Adyashanti, Emptiness Dancing
Well actually, it was just the song on the radio this morning singing about Sugar.
…Which made me want to look up once again Adya’s comments on spiritual addiction:
A spiritual person can become addicted to spiritual highs and miss the experience of Truth…
There is no drug more potent than spiritual experience. The intellectual component of this addiction is the belief that if you just had enough of these experiences, you would feel great all the time….
Spiritual experiences often become like this, and the mind puts them into its familiar pattern, thinking, “If I had this experience all the time, that would be freedom.”…
That’s the mindset of an addict: “I got it and I lost it. I need it. I don’t have it.”
Once these high and low experiences have played themselves out for a long enough period of time, it starts to dawn on you that maybe the high spiritual experience is just a pendulum swing followed by a low experience. At some point, you may have an ordinary moment and get on to the fact that these pendulum swings are equal and opposite reactions. You realize it’s impossible to sustain one part of the pendulum swing because its nature is to move back and forth.
Adyashanti, Emptiness Dancing
…Which made me think of how Life has recently pushed my nose flat into reality.
“This is It.” Are you going to accept and embrace it?
Long story short - a friend commented yesterday (in an email from her work) that she wished she could go back on vacation. And I jokingly replied, “Vacation is now.”
I wish I could recall where I read that the great thing about travel and going to new places is that they wake you up. Your vision hasn’t gone to sleep.
You appreciate everything around you.
And on the radio today when Norah Jones started her song I flashed back to a quiet, sun-filled coffee house on an island off the coast of Maine. My companion and I were the only people there, save the owner who had spread her maritime navigation books upon the table and was deep in thought. The place seemed magical to us. The moment is frozen in time.
And what about this morning's drive to work?
Can it be seen as any less vibrant (or mundane) than that coffee shop?
I may have posted this recently (if so, sorry), or it may have never escaped from the draft I put it in… and so, I’ll share these words:
Zen teachers don’t explain anything in an abstract way, which is both the beauty and the terror of it. My teacher’s way of explaining this would be to hold up his staff and say, “This is Buddha.” Then he would bang it on the ground, and everyone would think, “Wow! That’s really wild Zen stuff. I wish I knew what he was talking about.”

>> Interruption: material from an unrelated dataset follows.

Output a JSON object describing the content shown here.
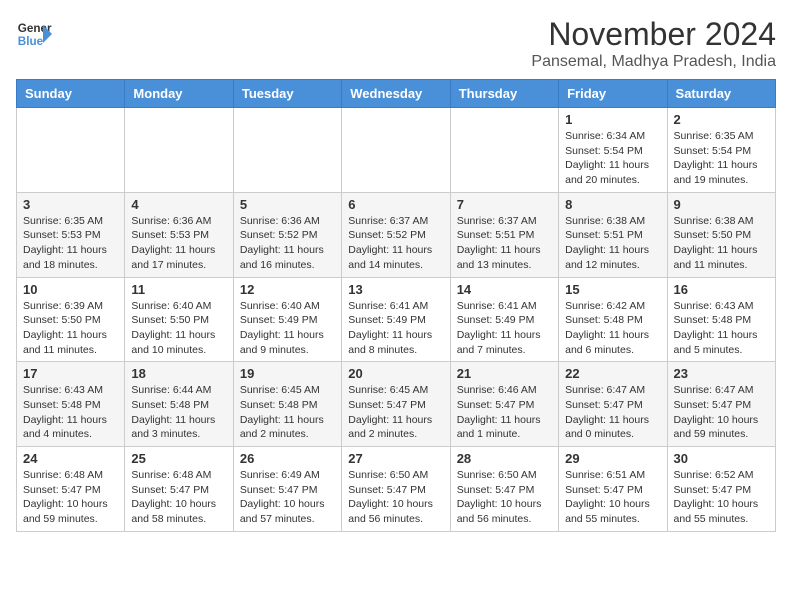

Then he would go—bang, bang, bang, bang—and he would say, “This is Zen. This is it!”
And everybody would react, “Oh wow!”
People would wonder, “What? Where?”
But nobody would say, “It couldn’t be that because that’s just beating a stick on the ground.”
Since it’s not all One to the mind, the mind keeps looking for it, “Where is it? What state is it?” Because the “me” references everything to its own emotional state, that’s what it uses to decide what is true.
It thinks that what is true is always a spiritually high emotional state, but this stick pounding is not a very spiritually high emotional state.
Then, to make it worse, to make it more horrifying, he would say, “This is a concrete description of the truth. This is Buddha.”
And this is what I’m beginning to get… as my nose is pushed down to the ground.